The allure of living alone in a deserted city remains as strong for me today as it did years ago. At the start of the so-called pandemic in early 2020, I was the one wandering the deserted streets at all hours and riding around in empty buses. I was the one who didn’t want the lockdowns to end if it meant people continued to cower in their houses and work and study from home. I was the one who wanted the whole store to myself—the whole city to myself—and for a few fleeting moments it seemed like I did.
I mention the Omega movies because I had a curious daydream today that may or may not have been inspired by them.
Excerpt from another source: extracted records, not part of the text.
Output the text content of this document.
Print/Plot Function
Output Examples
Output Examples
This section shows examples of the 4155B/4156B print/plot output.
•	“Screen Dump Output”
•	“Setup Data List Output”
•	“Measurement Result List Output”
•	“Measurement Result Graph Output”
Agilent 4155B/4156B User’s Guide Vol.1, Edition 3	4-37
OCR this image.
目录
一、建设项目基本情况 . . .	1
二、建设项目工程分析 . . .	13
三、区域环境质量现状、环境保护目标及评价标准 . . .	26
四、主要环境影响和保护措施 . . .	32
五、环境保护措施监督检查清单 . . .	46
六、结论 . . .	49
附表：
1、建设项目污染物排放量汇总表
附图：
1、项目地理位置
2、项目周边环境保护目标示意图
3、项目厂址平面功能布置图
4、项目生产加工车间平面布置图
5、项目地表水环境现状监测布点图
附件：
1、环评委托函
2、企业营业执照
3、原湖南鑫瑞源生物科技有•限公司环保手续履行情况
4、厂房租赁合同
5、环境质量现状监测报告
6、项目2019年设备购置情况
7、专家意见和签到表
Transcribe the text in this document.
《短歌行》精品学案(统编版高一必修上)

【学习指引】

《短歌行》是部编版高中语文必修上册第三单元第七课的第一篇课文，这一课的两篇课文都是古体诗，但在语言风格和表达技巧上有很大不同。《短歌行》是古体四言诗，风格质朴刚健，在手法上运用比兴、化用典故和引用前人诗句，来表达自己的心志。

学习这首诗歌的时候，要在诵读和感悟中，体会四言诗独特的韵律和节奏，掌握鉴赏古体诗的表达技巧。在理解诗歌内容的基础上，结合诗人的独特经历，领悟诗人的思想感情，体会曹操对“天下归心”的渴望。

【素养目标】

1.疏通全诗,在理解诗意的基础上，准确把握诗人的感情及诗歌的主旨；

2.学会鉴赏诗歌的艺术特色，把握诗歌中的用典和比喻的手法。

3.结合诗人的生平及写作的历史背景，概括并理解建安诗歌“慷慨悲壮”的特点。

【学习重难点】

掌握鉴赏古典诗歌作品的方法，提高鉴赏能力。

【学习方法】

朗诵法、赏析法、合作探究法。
In my daydream, I was the only person living in my part of the city. The reason I was the only one living there is because I was the only one who was born-again. Everyone else had left or died or had otherwise been removed. But far from feeling lonely, I reveled in my aloneness: I’d waited a long time to have this place to myself.
I was aware that there were other born-again believers in other parts of the city. We’d spy each other in the distance on occasion and wave in greeting, but we felt no pressing need to meet up. We were happy to be in our own and God’s company. It was enough for us to know that there were other born-again believers out there as far-flung neighbors and that we could meet up at any time if we wanted to. We also knew that we had nothing to fear from each other because we were God-approved and God-affirmed. We wouldn’t be there if we weren’t.
And so, in my daydream, I lived a life of ease and comfort, never locking my doors, never wary of going out after dark, never worrying about anyone stealing my bike or any of my possessions. I went to stores that stocked all my favorite things, and I never had to pay for them. All the services required for modern life, like clean running water and electricity, continued as before, only better. I lacked for nothing, and everything ran smoothly and seamlessly. But how was this possible with only a handful of people living in the city?
Enter AI. An army of bots had been programmed to provide for my and my neighbours’ every need. From the planting of seeds to the harvesting, processing, delivery, and even display of the final products, everything was done by robots that were directed and monitored by AI. Self-driving buses carted me around on my daily adventures unless I wanted to drive one of the countless abandoned cool cars at my disposal. Self-driving garbage trucks picked up my garbage at my command. If I fancied a pizza, bots would prepare it for me and deliver it piping hot, all within a half hour (and still free!).
As I delved deeper and deeper into my daydream, it occurred to me that what I was seeing was a high-tech version of Heaven that was super-imposed on my current surroundings. It was an idealized here and now that had some elements of the post-apocalyptic movies I’d seen, but with all the negative aspects removed. Instead of mutants and zombies, born-again believers were my neighbors. Instead of overgrown streets and crumbling buildings, tidiness and order ruled the day. Instead of having to forage for leftovers in dead people’s fridges, I was offered fresh produce in pristine stores.
But then I thought: What’s the point of having Heaven on Earth if I can have Heaven in Heaven? I might finally have good neighbors if they’re all born-again, but bugs and dogs can bite me here, and I still generate waste and need a bath. For all its wonders and conveniences, the AI-enabled city I’d envisioned falls far short of the supernatural perfection that awaits us in Heaven. Earth can never be Heaven, no matter how high the tech, and trying to make it so is a waste of time.